Despite having a pretty straightforward log-line, the movie takes forever to get going.


The movie also feels like Arnie trying to play more emotional material, which goes against the movie’s inherent ridiculousness. 


Peter Hyams is trying to do for Schwarzenegger what he did with Jean Claude Van Damme in TimeCop, but there is a big difference between the two stars.


Despite his talents as an action star, Van Damme is inherently more earnest than Schwarzenegger. There is an inherent irony and a sense of exaggeration with Arnold that this movie completely ignores. 


Schwarzenegger has a go but he is still too much of an action star. The attempts to make him a more tragic, fallen figure are just action movie cliches - the attempt at self-termination is a rip of Martin Riggs in Lethal Weapon; the death of his family has been done countless times.


There is nothing original about Jericho, and having Schwarzenegger play him immediately draws attention to how silly it is. After watching so many Hyams joints, it is clear that he is not that interested in going big or cartoonish. 


His movies are always lowkey - he is a natural de-hightener of high concepts. Sometimes that works, as in Outland, which takes a very blue collar perspective of life in outer space. But most of the time his movies can come off as unimaginative and limited in scope (Timecop, The Relic). I think he wants to inject a degree of verisimilitude into his movies, which is laudable, but I do not think he does it well.


Every time an action sequence takes place, it is staged without flare - even the montage of Jericho assembling his arsonal for the final battle lacks flare (or even music). The movie never feels as big and exciting as it should be.


The big budget also works against the material - sure, the effects are fine but all the expensive drapery just highlights how shoddy the script is. 


Compounding this, Schwarzenegger is surrounded by a weighty supporting cast: Gabriel Byrne, CCH Pounder, Miriam Margoyles and Robin Tunney feel more indie drama than action epic.


You cannot go wrong with talent, but the presence of this ensemble draws attention to End of Days’s flaws - characters do things that make no sense.

 

Why does the priest speak without a tongue? How does Gabriel Byrne get inside Jericho’s apartment yet he has to walk everywhere else?


This is not a smart movie, but it has been made to resemble something more sophisticated - the muted colour palette and John Debney’s dour score feel more suited to a serial killer thriller or courtroom drama. There are a few times early in the action where the movie tries to create surreal imagery and a macabre atmosphere, but the filmmaking is too inconsistent and the scripting so lazy it never works.

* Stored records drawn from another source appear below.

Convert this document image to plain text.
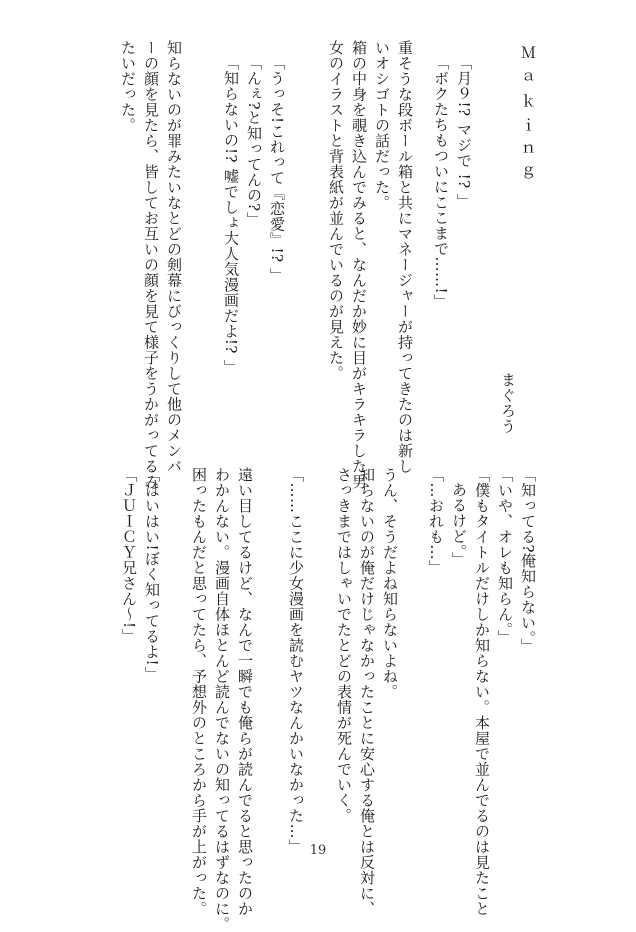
Ｍａｋｉｎｇ
まぐろう
「月９!? マジで !? 」
「ボクたちもついにここまで……!」
重そうな段ボール箱と共にマネージャーが持ってきたのは新し
いオシゴトの話だった。
箱の中身を覗き込んでみると、なんだか妙に目がキラキラした男
女のイラストと背表紙が並んでいるのが見えた。
「うっそ!これって『恋愛』!? 」
「んぇ?と知ってんの?」
「知らないの!? 嘘でしょ大人気漫画だよ!? 」
知らないのが罪みたいなとどの剣幕にびっくりして他のメンバ
ーの顔を見たら、皆してお互いの顔を見て様子をうかがってるみ
たいだった。
「知ってる?俺知らない。」
「いや、オレも知らん。」
「僕もタイトルだけしか知らない。本屋で並んでるのは見たこと
あるけど。」
「…おれも…」
うん、そうだよね知らないよね。
知らないのが俺だけじゃなかったことに安心する俺とは反対に、
さっきまではしゃいでたとどの表情が死んでいく。
「……ここに少女漫画を読むヤツなんかいなかった…」
遠い目してるけど、なんで一瞬でも俺らが読んでると思ったのか
わかんない。漫画自体ほとんど読んでないの知ってるはずなのに。
困ったもんだと思ってたら、予想外のところから手が上がった。
「はいはい!ぼく知ってるよ!」
「ＪＵＩＣＹ兄さん～!」
19
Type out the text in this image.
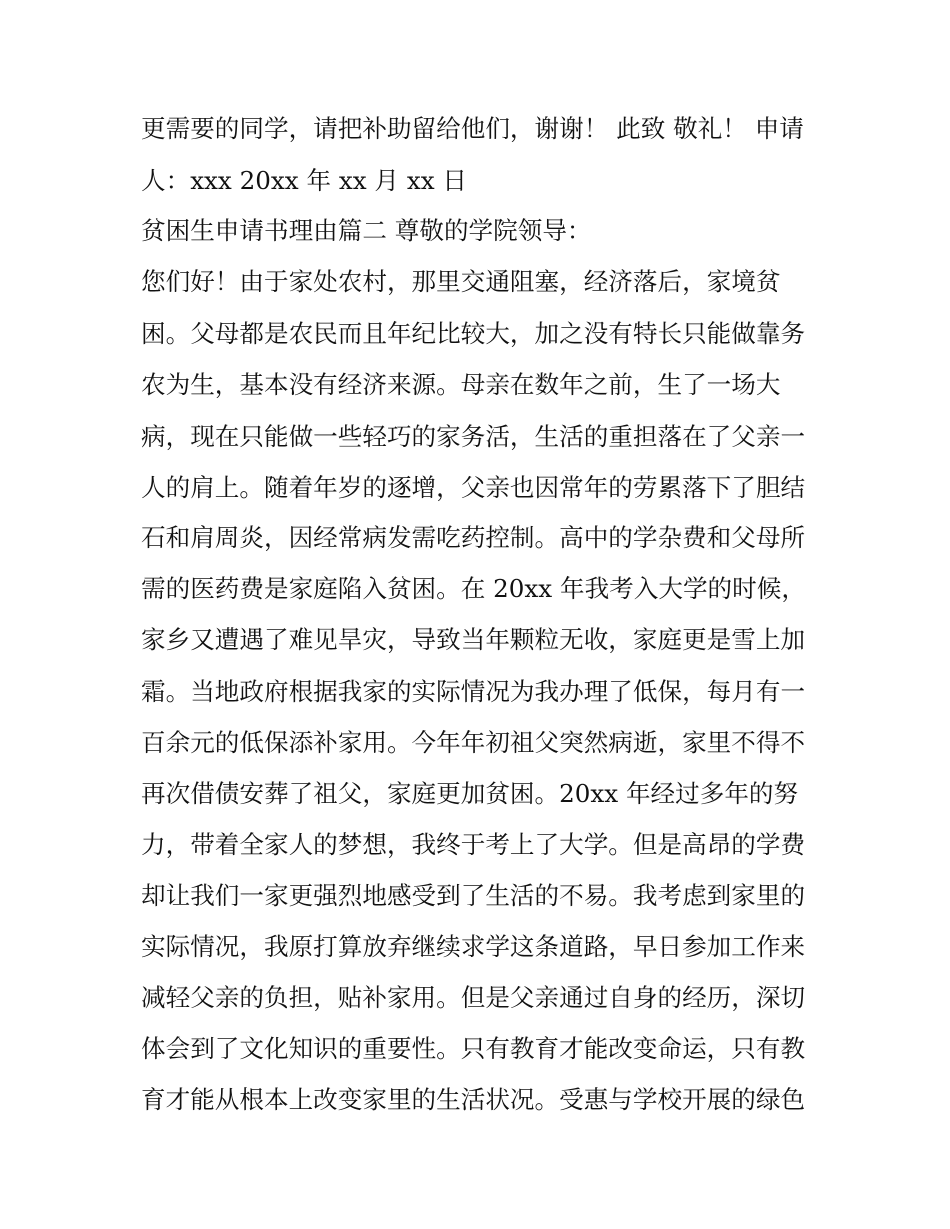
更需要的同学，请把补助留给他们，谢谢！ 此致 敬礼！ 申请
人：xxx 20xx 年 xx 月 xx 日
贫困生申请书理由篇二 尊敬的学院领导：
您们好！由于家处农村，那里交通阻塞，经济落后，家境贫
困。父母都是农民而且年纪比较大，加之没有特长只能做靠务
农为生，基本没有经济来源。母亲在数年之前，生了一场大
病，现在只能做一些轻巧的家务活，生活的重担落在了父亲一
人的肩上。随着年岁的逐增，父亲也因常年的劳累落下了胆结
石和肩周炎，因经常病发需吃药控制。高中的学杂费和父母所
需的医药费是家庭陷入贫困。在 20xx 年我考入大学的时候，
家乡又遭遇了难见旱灾，导致当年颗粒无收，家庭更是雪上加
霜。当地政府根据我家的实际情况为我办理了低保，每月有一
百余元的低保添补家用。今年年初祖父突然病逝，家里不得不
再次借债安葬了祖父，家庭更加贫困。20xx 年经过多年的努
力，带着全家人的梦想，我终于考上了大学。但是高昂的学费
却让我们一家更强烈地感受到了生活的不易。我考虑到家里的
实际情况，我原打算放弃继续求学这条道路，早日参加工作来
减轻父亲的负担，贴补家用。但是父亲通过自身的经历，深切
体会到了文化知识的重要性。只有教育才能改变命运，只有教
育才能从根本上改变家里的生活状况。受惠与学校开展的绿色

The movie also suffers from a frenetic edit that destroys the geography and dispels any suspense. I have read that Schwarzenegger brought James Cameron into the edit bay to offer advice, and I have a feeling the choppiness is the result of the filmmakers trying to give the film more of a sense of energy and pacing. 


Comparing End of Days with Timecop and Sudden Death, there is a deliberateness to the pacing of those movies that is completely lacking here. I have noticed that Hyams does favour extended shots in those movies, which does work against their pacing in a few places. While the movie is dull, it is also moving from one quick shot to another. 


The one thing the movie does have working in its favour is Gabriel Byrne. While he does not escape the script’s inconsistencies, Byrne’s understated, venomous performance is the only thing remotely creepy in the movie. It is just frustrating that the film does not have a concept of the character and its abilities. By the end of the movie, he is just a supernatural Terminator - taking bullets and grenades, punching through random bystanders and not doing anything particularly unique.


It is hard to make an all-powerful being your villain, and maybe that is the ultimate failing of End of Days. Maybe it was just a bad idea to begin with.


In the end, End of Days is an underdeveloped concept, with the wrong star and a miscast filmmaker. It is an interesting mess, but not a particularly enjoyable one.